House of Illustration puts on ten exhibitions and turns over £1m every year - all without public funding. Colin McKenzie explains how.
House of Illustration opened in 2014 as the first public gallery in the world devoted exclusively to exploring illustration and graphic art in all its forms. Now celebrating its third birthday, it was not only created but also operates entirely without public funding.
Be ambitious and don’t be afraid of doing something that hasn’t been done before
House of Illustration was the brainchild of a group of leading illustrators including Sir Quentin Blake. They wanted to create the first place to celebrate the breadth of illustration and the work of illustrators, something that – extraordinarily – has not been done anywhere else in the world. We spent five years working almost exclusively on fundraising to raise the £1.7 million required to create our beautiful gallery and education space, a significant portion of which has also underpinned our first few years of operation as we develop different income streams.
If you fail to plan you plan to fail!
Though it’s an obvious one (and a real business cliché), generating significant levels of income from a variety of different sources does require detailed business planning involving the entire organisation. As well as providing a route map that sets out how you are going to grow your income in different areas, this is a vital management tool in terms of setting clear targets.
Programming well in advance
One of the particular challenges of opening a new gallery was getting a strong and balanced exhibitions and events programme in place from a standing start. It is often advantageous to be able to programme opportunistically or at short notice when particularly exciting exhibition opportunities come our way. But it is only by having the majority of our programme in place at least two years in advance that we can really ensure that we develop audiences, maximise potential income and create the most publicity around what we do.
Invest in fundraising and recognise its potential
Though we are a comparatively new arts organisation we already have a turnover of £1 million pa, of which over 40% comes through fundraising. We have a full time fundraiser but also have very significant fundraising experience across the senior management team, helped by an extremely effective, active and generous board of trustees. Though organisations often shy away from the initial expense of investing in an experienced fundraiser, the return on investment should be very quick.

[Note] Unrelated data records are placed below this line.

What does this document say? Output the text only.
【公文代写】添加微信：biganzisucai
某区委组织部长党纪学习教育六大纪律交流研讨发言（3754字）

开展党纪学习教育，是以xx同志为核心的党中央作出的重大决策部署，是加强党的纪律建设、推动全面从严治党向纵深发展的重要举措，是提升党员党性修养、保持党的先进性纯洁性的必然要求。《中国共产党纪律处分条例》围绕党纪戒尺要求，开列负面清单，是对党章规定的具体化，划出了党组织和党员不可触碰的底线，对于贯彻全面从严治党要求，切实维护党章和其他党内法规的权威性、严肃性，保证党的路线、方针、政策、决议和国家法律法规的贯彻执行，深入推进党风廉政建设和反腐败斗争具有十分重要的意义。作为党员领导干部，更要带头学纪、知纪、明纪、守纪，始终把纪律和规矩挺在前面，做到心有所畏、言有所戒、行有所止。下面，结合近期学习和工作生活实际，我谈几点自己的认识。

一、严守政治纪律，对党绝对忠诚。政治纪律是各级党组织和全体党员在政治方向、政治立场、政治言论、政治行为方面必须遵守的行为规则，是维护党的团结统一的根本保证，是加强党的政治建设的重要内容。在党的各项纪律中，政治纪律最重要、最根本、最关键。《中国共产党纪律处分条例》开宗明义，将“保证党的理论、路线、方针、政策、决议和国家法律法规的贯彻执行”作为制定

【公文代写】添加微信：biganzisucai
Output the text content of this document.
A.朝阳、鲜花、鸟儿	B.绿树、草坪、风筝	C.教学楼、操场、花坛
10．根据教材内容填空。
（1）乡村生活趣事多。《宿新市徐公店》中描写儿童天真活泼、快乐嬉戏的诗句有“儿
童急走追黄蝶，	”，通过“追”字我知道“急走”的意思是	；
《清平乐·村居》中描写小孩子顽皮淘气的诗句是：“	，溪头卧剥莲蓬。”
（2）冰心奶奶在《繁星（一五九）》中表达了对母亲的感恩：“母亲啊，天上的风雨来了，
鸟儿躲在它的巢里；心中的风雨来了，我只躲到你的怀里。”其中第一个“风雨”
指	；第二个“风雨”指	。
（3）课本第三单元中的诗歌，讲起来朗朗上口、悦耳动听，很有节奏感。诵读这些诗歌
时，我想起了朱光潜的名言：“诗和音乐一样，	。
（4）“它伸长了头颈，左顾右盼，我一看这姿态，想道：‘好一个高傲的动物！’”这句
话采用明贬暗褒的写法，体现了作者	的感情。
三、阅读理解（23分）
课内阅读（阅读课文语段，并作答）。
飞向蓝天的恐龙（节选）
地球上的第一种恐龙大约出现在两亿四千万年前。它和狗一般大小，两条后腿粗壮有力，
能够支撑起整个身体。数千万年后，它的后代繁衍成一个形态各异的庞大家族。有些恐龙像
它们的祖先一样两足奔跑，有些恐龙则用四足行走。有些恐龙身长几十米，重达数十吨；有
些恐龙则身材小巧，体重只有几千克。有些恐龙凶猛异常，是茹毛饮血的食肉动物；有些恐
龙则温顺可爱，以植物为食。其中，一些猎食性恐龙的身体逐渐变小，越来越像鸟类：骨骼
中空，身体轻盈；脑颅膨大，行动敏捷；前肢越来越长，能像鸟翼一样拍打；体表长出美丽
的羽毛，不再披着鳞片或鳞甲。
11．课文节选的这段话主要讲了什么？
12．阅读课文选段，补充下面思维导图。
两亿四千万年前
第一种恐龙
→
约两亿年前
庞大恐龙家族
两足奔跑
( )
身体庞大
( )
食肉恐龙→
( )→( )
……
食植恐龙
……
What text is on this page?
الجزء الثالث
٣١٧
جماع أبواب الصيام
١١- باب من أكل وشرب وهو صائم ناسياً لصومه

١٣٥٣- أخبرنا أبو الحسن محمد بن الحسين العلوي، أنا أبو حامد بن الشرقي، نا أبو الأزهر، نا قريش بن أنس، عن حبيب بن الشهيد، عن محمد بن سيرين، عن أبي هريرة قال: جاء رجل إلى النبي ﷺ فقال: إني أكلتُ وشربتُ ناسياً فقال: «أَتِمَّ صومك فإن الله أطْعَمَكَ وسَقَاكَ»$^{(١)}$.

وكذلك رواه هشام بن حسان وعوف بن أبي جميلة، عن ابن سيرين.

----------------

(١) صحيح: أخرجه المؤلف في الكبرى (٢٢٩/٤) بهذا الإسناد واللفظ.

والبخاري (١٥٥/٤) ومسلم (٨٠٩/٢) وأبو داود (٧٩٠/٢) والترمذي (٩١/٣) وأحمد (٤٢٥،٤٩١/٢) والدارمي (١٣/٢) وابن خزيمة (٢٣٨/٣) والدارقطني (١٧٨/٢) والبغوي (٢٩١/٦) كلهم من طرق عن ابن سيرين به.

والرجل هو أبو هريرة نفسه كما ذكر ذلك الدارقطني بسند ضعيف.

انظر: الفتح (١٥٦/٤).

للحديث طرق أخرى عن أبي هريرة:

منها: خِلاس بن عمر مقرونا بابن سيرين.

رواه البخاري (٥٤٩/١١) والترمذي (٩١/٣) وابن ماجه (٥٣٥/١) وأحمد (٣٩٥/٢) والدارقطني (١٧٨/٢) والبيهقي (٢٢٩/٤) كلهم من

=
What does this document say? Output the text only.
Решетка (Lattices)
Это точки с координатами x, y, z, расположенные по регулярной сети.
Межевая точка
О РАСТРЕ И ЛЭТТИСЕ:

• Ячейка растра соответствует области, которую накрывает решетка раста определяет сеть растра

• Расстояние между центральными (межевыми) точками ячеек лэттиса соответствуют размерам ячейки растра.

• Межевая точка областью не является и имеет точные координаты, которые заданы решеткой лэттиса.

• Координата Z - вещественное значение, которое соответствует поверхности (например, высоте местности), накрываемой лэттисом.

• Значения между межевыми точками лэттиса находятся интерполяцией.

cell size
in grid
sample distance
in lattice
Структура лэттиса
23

Create an entrepreneurial ethos
There isn’t a single part of our operation that we don’t look at in relation to income generation. There are the obvious ones like our shop (thinking innovatively about exhibition-related merchandise means that our spend per head is over £4.80), venue hire and corporate and individual membership programmes. But we also generate income from our workshops and masterclasses that subsidises other parts of our learning programming. And we recoup increasing percentages of our exhibition costs by touring exhibitions within the UK and overseas, as well as raising the profile of our work and reaching almost 100,000 more visitors each year in the process.
Recognise the importance of making friends
From the outset we wanted House of Illustration to be a vibrant hub for artists and all those interested in illustration, and illustrators have been absolutely invaluable as ambassadors and advocates for our work. Our extensive learning programme is delivered entirely by professional illustrators and a huge number of the 50+ volunteers we depend upon are early career illustrators. But we work hard at making friends with everyone; one of the oldest adages in fundraising is that people give to people rather than to organisations, so developing relationships with the widest group of people is really important to us.
Friends organisations and patrons groups are a perfect way of identifying and starting a relationship with individuals who can become some of your most valuable and generous supporters, but even casual conversations with visitors or at private views can lead to important new relationships for the organisation. And don’t just think in financial terms – everyone has their own network of contacts and all individuals can be powerful advocates for what you are doing.
Be innovative in your fundraising
Fundraising is constantly evolving and the most successful arts organisations are those that adapt to the changing landscape and diversify their fundraising. You can spend a lot of time applying to the same trusts and foundations as everyone else, but the odds of being successful are increasingly against you (one major trust on everyone’s target list now turns down over 85% of applications). Developing individual giving programmes is probably a much better long-term strategy. And don’t be afraid to steal ideas that seem to work for others, from crowdfunding (which we’ve just used successfully to fund a new exhibition catalogue) to fundraising events and auctions.
Ensure that your cultural offer remains distinctive
While there is a temptation, when you are reliant on self-generated income, to prioritise programmes that have broad popular appeal, it is important to remember that your reputation is created by the quality and diversity of what you present. We put on 10 exhibitions each year across three galleries, exploring contemporary and historic illustration and the work of both leading and emerging illustrators. Our Quentin Blake gallery is the only place in the world that is always showing Quentin’s original work in frequently changing exhibitions, much of which has never been on public display before. Supporting new talent is a very important part of our work: we are the only public gallery in the UK commissioning new work by illustrators, and we have the UK’s only residency for illustrators and graphic artists. There is no doubt that our distinctive offer is a key factor in persuading individuals, trusts and foundations to support our work.